Reproduction of "Division of Neverovsky at Krasnoye" [1812] painting by Alexander Chagadayev. Source: RIA Novosti

In the Crimean War of 1854-1855, the British and French experienced the full fury of the Russian bayonet charge during the siege of Sevastopol. Russia could not win the war, but the cold-steel effect was an enduring memory for the victors.

Twelve years later, Britain and France even pressured a Russian organization of the International Society of the Red Cross to lobby Russian military authorities to abandon the use of bayonet thrusts to the stomach. Russia formally acquiesced, but its soldiers often continued to fight using the old style.

By the start of the 20th century, Russian bayonet fighting skills were considered the finest in Europe, despite there being no written guidelines, skills instead being passed from soldier to soldier.

The Russian bayonet also found application in the new era of rapid-fire rifles and was even adopted for some German trophy rifles in World War I. But the spike bayonet was gradually supplanted by the knife variant, which was due to be broadly introduced into the Red Army - before the outbreak of the Second World War interrupted this reform.

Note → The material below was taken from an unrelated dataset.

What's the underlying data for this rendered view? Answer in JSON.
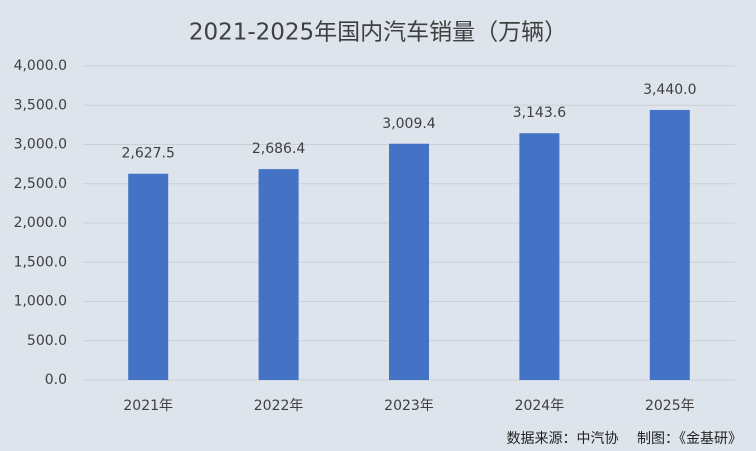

The suddenness of the Nazi attack on the Soviet Union meant that there were still plenty on the battlefield when war broke out. Soviet soldier Ivan Ishchenko famously killed seven Germans in hand-to-hand fighting near Kirovograd in 1944, his long spike bayonet outreaching the shorter German ones.

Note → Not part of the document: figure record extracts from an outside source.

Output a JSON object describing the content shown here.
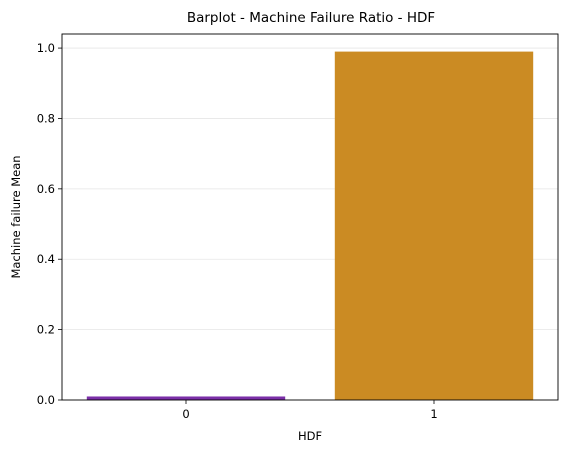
{
  "chart_data": {
    "type": "bar",
    "title": "Barplot - Machine Failure Ratio - HDF",
    "xlabel": "HDF",
    "ylabel": "Machine failure Mean",
    "categories": [
      "0",
      "1"
    ],
    "values": [
      0.01,
      0.99
    ],
    "bar_colors": [
      "#7b2fa8",
      "#cb8b23"
    ],
    "ylim": [
      0,
      1.04
    ],
    "yticks": [
      0.0,
      0.2,
      0.4,
      0.6,
      0.8,
      1.0
    ],
    "ytick_labels": [
      "0.0",
      "0.2",
      "0.4",
      "0.6",
      "0.8",
      "1.0"
    ],
    "grid": "horizontal"
  }
}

A warrior of the Red Army on guard, 1941. Source: RIA Novosti

After the war, the Soviet Army finally switched to the knife bayonet, which was issued with the new Kalashnikov assault rifle. And the ancient martial art even spread beyond the military environment as a variation of fencing, with carbines and fixed bayonet.

It did not last much more than a decade, however, and was dropped at the request of the International Olympic Committee, which deemed bayonet fencing overly aggressive and militaristic.

Alexander Vershinin is an historian and holds a Ph.D in History. He is a senior researcher at the Governance and Problem Analysis Center in Moscow.